De grandes espérances se fondent actuellement sur la technologie des stents entièrement biorésorbables qui sont métabolisés et disparaissent complètement de la paroi artérielle, une fois leur action thérapeutique accomplie. Les études publiées à ce jour montrent des résultats prometteurs et laissent entrevoir la place grandissante que pourrait prendre ce nouveau concept(7). On pense en particulier à l’intérêt de ces nouvelles endoprothèses pour les patients coronariens jeunes susceptibles de nécessiter des procédures itératives.
Traitement antiplaquettaire plus performant
La résistance aux traitements antiplaquettaires est souvent citée comme entraînant un risque accru de thrombose de stent. Des tests de résistance à l’aspirine et au clopidogrel peuvent maintenant être réalisés en salle d’examen afin de mieux adapter le traitement.
Des perspectives d’avenir s’ouvrent avec la nouvelle génération d’agents antiplaquettaires entraînant une inhibition plaquettaire plus intense et dotés d’une efficacité plus homogène, qui devrait permettre d’élargir encore le champ d’action de la cardiologie interventionnelle(8-9). Le prasugrel est déjà disponible pour les syndromes coronaires aigus et le ticagrelor le sera en 2011.
Traitement percutané des pathologies valvulaires en hausse
Le dialogue qui s’est ouvert entre les chirurgiens et les cardiologues interventionnels à l’occasion de l’étude Syntax pourrait bien augurer d’une coopération multidisciplinaire accrue dans le futur.
C’est dans le domaine du traitement percutané des pathologies valvulaires et notamment du rétrécissement aortique que cette synergie trouve actuellement une application efficace qui lui donne tout son sens. En effet, les procédures hybrides d’implantation de prothèses aortiques par voie apicale réunissent autour des patients les compétences médico-chirurgicales d’équipes pluridisciplinaires.
Au vu des résultats récemment publiés(10), la technique d’implantation de valve aortique par voie percutanée semble tenir ses promesses et devrait, en offrant un espoir de traitement efficace aux patients inopérables, voir s’élargir ses indications dans un avenir proche vers des patients à haut risque chirurgical (cohorte B de l’étude Partner).
Les enseignements tirés des études médico-économiques actuellement en cours éclaireront sans doute les perspectives de cette technique et la place qu’elle prendra dans la pratique quotidienne des cardiologues interventionnels.
Les implantations de valve aortiques par voie percutanée représentent d’ores et déjà une proportion importante des procédures réalisées dans les salles de cathétérisme cardiaque par certaines équipes. Les stratégies percutanées de traitement des pathologies mitrales avec les techniques du type MITRACLIP devraient également devenir une option thérapeutique proposée par les cardiologues interventionnels.
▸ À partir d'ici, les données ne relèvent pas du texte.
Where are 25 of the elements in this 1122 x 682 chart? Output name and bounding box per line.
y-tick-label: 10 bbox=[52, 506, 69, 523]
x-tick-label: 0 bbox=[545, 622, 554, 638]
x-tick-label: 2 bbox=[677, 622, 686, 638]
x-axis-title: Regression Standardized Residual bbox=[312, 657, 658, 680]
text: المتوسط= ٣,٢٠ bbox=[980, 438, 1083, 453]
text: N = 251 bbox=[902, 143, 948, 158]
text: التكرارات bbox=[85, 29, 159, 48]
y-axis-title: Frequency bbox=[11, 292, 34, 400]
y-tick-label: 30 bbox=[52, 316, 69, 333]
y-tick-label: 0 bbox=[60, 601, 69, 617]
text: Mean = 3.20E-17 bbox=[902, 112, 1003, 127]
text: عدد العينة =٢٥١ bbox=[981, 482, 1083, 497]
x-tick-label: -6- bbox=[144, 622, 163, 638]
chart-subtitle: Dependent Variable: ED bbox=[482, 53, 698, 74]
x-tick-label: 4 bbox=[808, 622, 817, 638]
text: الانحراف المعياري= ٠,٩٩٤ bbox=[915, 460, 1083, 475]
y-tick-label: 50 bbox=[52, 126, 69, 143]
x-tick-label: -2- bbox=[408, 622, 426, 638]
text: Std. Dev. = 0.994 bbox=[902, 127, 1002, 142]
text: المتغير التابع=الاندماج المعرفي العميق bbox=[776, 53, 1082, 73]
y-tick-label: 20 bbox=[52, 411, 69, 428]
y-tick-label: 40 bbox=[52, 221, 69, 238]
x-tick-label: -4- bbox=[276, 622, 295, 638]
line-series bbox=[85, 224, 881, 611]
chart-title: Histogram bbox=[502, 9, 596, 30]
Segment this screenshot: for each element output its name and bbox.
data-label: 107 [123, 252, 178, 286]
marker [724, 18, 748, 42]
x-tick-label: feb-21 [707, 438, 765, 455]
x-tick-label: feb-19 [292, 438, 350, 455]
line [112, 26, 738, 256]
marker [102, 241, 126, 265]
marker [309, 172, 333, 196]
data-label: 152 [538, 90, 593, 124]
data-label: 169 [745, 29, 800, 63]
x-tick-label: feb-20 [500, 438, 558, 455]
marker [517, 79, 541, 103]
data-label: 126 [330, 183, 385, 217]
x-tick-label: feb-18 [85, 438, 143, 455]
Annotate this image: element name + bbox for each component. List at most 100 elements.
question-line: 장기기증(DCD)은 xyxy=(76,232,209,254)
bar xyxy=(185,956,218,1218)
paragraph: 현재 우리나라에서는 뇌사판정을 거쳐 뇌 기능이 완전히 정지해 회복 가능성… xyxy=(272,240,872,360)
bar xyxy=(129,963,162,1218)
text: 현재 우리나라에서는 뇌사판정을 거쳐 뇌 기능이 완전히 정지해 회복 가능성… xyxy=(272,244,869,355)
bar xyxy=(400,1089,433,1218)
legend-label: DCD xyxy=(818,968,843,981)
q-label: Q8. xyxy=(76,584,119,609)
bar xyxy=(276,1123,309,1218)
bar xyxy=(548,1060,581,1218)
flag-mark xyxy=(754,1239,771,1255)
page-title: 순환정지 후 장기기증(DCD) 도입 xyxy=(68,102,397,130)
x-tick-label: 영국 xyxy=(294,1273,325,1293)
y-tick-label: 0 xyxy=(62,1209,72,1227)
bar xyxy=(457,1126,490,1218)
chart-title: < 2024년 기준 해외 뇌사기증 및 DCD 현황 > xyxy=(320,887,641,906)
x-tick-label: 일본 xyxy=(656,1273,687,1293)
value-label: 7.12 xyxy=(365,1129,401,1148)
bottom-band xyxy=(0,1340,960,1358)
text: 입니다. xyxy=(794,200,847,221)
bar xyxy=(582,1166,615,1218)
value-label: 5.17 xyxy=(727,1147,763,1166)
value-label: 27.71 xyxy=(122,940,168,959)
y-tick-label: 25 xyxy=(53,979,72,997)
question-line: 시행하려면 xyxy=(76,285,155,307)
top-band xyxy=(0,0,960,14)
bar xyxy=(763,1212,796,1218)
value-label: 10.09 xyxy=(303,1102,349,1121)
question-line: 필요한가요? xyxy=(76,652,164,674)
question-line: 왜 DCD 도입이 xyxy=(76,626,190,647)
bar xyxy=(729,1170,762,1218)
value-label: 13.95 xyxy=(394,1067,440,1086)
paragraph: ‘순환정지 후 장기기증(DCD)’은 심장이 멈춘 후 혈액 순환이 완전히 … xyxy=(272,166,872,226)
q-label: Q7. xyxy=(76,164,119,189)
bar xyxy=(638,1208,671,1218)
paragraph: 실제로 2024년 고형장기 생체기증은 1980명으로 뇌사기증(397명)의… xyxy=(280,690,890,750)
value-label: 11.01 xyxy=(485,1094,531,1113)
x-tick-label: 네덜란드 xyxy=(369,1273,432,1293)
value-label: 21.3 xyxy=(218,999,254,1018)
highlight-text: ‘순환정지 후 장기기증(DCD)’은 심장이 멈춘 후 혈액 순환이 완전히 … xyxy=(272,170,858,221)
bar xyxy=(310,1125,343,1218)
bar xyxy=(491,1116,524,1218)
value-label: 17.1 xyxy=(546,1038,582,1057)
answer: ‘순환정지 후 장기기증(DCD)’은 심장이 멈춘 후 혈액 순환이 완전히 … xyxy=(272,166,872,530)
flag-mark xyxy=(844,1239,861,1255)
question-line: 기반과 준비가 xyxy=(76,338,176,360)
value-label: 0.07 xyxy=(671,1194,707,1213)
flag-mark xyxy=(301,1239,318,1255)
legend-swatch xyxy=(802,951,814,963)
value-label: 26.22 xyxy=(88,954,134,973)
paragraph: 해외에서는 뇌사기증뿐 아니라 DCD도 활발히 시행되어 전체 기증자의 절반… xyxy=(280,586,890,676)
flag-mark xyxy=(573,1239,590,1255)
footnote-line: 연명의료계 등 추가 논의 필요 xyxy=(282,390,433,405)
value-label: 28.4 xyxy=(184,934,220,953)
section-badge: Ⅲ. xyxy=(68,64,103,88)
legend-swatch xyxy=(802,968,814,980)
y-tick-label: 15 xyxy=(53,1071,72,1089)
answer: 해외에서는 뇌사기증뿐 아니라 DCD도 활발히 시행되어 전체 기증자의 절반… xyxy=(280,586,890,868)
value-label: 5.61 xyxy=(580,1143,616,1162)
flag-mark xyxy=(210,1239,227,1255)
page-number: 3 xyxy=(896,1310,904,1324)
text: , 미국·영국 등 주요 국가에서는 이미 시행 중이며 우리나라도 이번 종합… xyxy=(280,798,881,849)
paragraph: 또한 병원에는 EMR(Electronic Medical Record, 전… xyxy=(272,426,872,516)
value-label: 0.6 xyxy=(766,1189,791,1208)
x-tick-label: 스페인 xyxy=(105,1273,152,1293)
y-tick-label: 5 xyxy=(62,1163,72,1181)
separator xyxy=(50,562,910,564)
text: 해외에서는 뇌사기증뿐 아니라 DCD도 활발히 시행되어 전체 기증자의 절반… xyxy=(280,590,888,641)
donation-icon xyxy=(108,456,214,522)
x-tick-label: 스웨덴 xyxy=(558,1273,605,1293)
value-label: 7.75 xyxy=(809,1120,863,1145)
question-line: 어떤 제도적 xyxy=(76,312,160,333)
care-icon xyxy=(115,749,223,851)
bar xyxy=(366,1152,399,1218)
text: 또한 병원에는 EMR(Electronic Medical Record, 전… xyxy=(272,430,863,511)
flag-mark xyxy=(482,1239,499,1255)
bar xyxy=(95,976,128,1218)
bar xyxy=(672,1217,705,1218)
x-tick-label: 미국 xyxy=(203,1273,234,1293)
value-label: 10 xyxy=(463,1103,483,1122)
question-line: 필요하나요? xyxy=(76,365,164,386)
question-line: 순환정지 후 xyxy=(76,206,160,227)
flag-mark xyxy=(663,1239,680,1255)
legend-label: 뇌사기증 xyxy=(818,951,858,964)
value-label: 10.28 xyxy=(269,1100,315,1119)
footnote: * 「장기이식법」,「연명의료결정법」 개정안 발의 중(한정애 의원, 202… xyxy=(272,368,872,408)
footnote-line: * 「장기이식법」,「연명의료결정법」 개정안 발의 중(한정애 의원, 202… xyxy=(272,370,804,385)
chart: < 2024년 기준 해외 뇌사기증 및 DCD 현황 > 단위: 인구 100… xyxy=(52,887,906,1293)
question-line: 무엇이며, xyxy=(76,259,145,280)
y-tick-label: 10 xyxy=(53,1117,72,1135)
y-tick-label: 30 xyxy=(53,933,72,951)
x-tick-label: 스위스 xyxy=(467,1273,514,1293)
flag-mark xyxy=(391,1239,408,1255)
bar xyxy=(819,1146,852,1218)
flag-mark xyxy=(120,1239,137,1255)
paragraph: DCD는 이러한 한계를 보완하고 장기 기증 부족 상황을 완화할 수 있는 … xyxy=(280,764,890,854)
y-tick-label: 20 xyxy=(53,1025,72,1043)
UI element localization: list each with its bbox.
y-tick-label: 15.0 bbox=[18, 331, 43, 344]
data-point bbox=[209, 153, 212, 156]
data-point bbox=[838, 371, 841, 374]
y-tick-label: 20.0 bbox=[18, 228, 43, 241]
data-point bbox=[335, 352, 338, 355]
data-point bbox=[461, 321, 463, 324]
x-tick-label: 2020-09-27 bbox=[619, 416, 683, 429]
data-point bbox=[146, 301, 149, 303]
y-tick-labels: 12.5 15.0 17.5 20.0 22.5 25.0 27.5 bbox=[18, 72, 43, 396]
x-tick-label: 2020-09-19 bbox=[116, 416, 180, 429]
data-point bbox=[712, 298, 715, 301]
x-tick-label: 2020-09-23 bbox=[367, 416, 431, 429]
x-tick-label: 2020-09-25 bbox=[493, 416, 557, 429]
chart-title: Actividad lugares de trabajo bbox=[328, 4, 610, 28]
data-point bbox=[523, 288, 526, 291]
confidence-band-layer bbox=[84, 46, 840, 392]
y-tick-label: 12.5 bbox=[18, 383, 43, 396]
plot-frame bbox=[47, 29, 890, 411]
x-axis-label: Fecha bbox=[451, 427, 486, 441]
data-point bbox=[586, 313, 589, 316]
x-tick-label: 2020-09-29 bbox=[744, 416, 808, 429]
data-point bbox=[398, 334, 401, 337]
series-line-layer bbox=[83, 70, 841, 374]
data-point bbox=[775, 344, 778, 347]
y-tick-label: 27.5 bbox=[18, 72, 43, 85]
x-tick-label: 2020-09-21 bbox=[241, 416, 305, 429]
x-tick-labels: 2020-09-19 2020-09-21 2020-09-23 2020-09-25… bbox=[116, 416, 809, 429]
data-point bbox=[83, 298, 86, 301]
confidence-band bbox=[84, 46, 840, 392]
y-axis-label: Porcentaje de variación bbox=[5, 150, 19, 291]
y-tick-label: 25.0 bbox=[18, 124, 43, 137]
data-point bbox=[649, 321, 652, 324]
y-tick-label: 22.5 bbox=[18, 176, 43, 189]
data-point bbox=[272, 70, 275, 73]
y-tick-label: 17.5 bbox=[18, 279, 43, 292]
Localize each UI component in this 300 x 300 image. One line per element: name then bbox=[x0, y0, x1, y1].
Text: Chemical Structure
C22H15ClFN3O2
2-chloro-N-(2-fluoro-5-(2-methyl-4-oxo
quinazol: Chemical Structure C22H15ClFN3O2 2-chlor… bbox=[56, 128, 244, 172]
Des études cliniques sont actuellement en cours.
Il est vraisemblable que la proportion des procédures valvulaires augmentera à l’avenir et pourrait atteindre jusqu’à 30 % du volume globale de l’activité dans les centres aptes à recevoir les patients concernés.
En pratique
Si la plupart des nouveaux stents ont été développés par des sociétés américaines, il faut cependant souligner le dynamisme et la créativité des équipes françaises qui se sont montrées pionnières depuis le début de la cardiologie interventionnelle, de la mise au point du traitement antiplaquettaire double (ticlopidine, aspirine) jusqu’au développement du stenting du tronc commun et des techniques appliquées aux bifurcations coronaires.
Les valves percutanées actuellement implantées, qui constituent une innovation biotechnologique majeure, ont été imaginées par des Français et développées dans le cadre d’études précliniques menées en France.
Souhaitons que cette énergie créatrice perdure et se concrétise à l’avenir par la mise au point de techniques et de stratégies de traitement qui amélioreront encore le pronostic et la qualité de vie de nos patients.